Retour en Italie, pour mes premières chroniques de cette rentrée lyrique, en commençant par le très charmant petit théâtre de Bussetto où l’on donne une rareté. Un an a passé depuis l’émerveillement dans lequel nous avait laissés le Festival Verdi de Parme [lire nos chroniques des 28 et 30 septembre, ainsi que du 1er octobre 2017]. Si la précédente édition présentait, en collaboration avec le Concours international Voix verdiennes comme c’est également le cas aujourd’hui, un grand classique du maître [lire notre chronique du 29 septembre 2017], les équipes du Teatro Regio de Parme et du Teatro communale de Bologne s’attellent, depuis le 28 septembre, au Verdi buffo mal aimé d’Un giorno di regno. À partir d’une pièce d’Alexandre Duval (1767-1842), Le faux Stanislas (1809), adaptée en livret par le fameux Felice Romani, le compositeur, sous l’impulsion de l’imprésario Bartolomeo Merelli, écrivit un opéra en deux actes dont la création eut lieu à la Scala le 5 septembre 1840. L’échec fut tel que la maison suspendît les représentations tout de suite après la première ! Cette incursion du jeune musicien hors du modèle serio ne supporte guère la comparaison avec le maître incontesté du genre qu’était alors Rossini. Bien qu’on puisse lire depuis que ce four pourrait être dû à de mauvais choix de distribution et un manque de préparation, il n’empêche, cela continue de faire flop, malgré toute la bonne volonté à l’œuvre ce soir.
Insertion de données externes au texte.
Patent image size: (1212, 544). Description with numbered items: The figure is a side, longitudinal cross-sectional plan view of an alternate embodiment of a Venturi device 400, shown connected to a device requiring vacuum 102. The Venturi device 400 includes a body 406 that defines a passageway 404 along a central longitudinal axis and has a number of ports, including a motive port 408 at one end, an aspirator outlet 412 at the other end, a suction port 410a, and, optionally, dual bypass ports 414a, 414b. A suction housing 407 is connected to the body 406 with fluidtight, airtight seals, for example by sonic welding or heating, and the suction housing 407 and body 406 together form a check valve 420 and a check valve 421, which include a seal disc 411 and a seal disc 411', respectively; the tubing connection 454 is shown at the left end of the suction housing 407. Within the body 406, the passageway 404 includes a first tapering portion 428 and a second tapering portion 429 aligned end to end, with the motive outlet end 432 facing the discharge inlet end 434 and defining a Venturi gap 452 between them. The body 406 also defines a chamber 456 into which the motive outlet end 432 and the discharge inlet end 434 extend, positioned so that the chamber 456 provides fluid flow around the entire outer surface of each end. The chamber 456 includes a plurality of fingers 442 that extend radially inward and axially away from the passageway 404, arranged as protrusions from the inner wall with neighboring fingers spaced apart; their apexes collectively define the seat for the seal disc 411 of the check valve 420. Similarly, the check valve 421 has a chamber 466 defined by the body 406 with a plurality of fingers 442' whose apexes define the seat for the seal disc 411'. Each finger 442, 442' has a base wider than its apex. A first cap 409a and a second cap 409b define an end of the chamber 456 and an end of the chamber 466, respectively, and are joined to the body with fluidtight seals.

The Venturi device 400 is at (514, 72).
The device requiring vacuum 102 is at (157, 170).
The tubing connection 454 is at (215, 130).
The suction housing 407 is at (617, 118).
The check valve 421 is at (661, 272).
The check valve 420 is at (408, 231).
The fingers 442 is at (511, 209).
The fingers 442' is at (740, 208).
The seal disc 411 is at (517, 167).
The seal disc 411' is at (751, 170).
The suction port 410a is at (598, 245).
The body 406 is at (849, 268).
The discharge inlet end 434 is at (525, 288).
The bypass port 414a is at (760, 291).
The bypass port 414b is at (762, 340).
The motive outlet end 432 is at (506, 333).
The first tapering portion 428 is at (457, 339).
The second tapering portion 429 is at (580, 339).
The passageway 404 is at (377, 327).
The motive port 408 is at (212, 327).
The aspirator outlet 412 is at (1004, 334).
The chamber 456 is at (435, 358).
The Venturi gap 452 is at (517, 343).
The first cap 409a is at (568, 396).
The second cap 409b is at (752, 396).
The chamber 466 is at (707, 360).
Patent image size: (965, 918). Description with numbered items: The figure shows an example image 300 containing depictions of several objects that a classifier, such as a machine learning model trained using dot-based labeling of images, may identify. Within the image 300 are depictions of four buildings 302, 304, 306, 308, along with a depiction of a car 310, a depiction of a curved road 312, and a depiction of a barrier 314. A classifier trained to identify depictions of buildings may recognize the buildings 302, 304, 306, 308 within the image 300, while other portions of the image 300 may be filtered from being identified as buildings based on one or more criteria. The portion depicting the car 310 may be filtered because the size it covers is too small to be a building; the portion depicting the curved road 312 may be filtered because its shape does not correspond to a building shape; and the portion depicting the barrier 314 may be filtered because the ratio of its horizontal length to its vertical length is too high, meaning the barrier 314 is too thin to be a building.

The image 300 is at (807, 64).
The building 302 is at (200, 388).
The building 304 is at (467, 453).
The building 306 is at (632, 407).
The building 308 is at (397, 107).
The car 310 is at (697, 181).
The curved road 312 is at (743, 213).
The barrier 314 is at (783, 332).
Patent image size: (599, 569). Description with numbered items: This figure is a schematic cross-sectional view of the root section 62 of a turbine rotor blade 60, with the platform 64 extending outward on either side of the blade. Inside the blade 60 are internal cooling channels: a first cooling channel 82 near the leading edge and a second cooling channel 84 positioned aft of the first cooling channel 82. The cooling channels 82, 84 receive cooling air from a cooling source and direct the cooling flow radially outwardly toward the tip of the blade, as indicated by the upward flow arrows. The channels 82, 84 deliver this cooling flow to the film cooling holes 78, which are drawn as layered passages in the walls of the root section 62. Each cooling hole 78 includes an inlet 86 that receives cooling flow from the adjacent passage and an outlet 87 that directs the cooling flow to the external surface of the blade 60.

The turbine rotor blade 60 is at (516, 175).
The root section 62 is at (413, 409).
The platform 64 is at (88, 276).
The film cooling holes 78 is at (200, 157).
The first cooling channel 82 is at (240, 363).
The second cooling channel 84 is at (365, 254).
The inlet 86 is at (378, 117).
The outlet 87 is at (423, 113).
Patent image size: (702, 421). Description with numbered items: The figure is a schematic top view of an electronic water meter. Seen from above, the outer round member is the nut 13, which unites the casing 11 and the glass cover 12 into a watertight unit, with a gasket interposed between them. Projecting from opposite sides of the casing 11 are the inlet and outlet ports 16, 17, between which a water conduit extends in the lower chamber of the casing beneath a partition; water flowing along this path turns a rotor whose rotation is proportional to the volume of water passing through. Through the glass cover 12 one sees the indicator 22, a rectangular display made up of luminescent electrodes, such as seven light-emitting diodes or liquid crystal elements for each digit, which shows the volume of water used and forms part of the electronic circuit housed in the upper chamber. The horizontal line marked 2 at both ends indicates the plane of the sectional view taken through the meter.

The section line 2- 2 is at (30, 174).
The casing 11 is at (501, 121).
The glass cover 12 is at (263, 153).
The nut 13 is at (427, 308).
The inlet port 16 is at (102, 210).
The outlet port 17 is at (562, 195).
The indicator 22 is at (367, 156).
Et à parler casting, celui du jour caractérise facilement les protagonistes de ce dramma giocoso. Le jeune ténor Andrea Schifaudo brûle les planches en Comte d’Ivrea vif et ductile. Son collègue de tessiture ne le lui cède en rien : Rino Matafù offre au personnage de Delmonte un timbre lumineux, un chant vaillant et une de ces présences dont aucune femme ne se lassera jamais ! En affairiste autosatisfait La Rocca, le baryton-basse Matteo D'Apolito montre un timbre solide. Le ténor slovène Martin Sušnik livre un Edoardo di Sanval d’une appréciable clarté servi par un phrasé de pure élégance qui donne envie de l’entendre dans le répertoire français. La toute jeune Diana Rosa Cárdenas Alfonso, mezzo cubain à peine révélé dont la qualité de la voix, le charisme et le talent promettent beaucoup, se joue sans problème de la partie de Giulietta di Kelbar. Premier prix au Concours Città di Busseto, Gioia Crepaldi dispose d’un soprano agile et puissant : sa Marchesa del Poggio satisfait musicalement, bien qu’il manque encore un peu d’abatage à l’artiste pour occuper la scène. On retrouve le grain velouté du baryton Giulio Mastrototaro en Barone di Kelbar très attachant [lire nos chroniques des 29 juillet et 11 mars 2018, du 4 février 2014 et du 18 février 2011]. Enfin, le rôle du Cavaliere Belfiore, alias Stanisław Leszczyński, est magnifiquement incarné par Michele Patti : d’un baryton brillant, corsé même, il mène le jeu et séduit tout son monde [lire notre chronique du 10 août 2017]. Dans l’ensemble, les chanteurs s’amusent et se démènent sans compter pour défendre l’entreprise.

Préparé par Andrea Faidutti, le chœur s’en sort haut la main, tandis qu’en fosse l’Orchestra del Teatro comunale di Bologna mérite les louanges pour sa tentative d’animer la partition verdienne de cette vivacité propre au genre bouffon. À sa tête, Francesco Pasqualetti soutient et stimule efficacement la représentation, sans parvenir à convaincre quant à l’intérêt véritable de l’ouvrage. Plusieurs fois salué pour la grande qualité esthétique de ses mises en scène [lire nos chroniques de Dido and Æneas, Francesca da Rimini, Sakùntala et Norma], Massimo Gasparon qui signe également les costumes, les décors et la lumière, reprend un projet original du grand Pier Luigi Pizzi, qui date de deux décennies. Sans doute fut-il assez difficile de transposer l’emphase pizzienne dans les petites dimensions du Teatro Verdi de Busseto ! Plutôt que d’y voir un obstacle, Gasparon parvient parfaitement à en faire une qualité en s’appuyant plus sur le jeu que sur la scénographie. La présence d’un étal de jambons de Parme ajoute à l’aventure une touche rafraîchissante et un brin d’autodérision.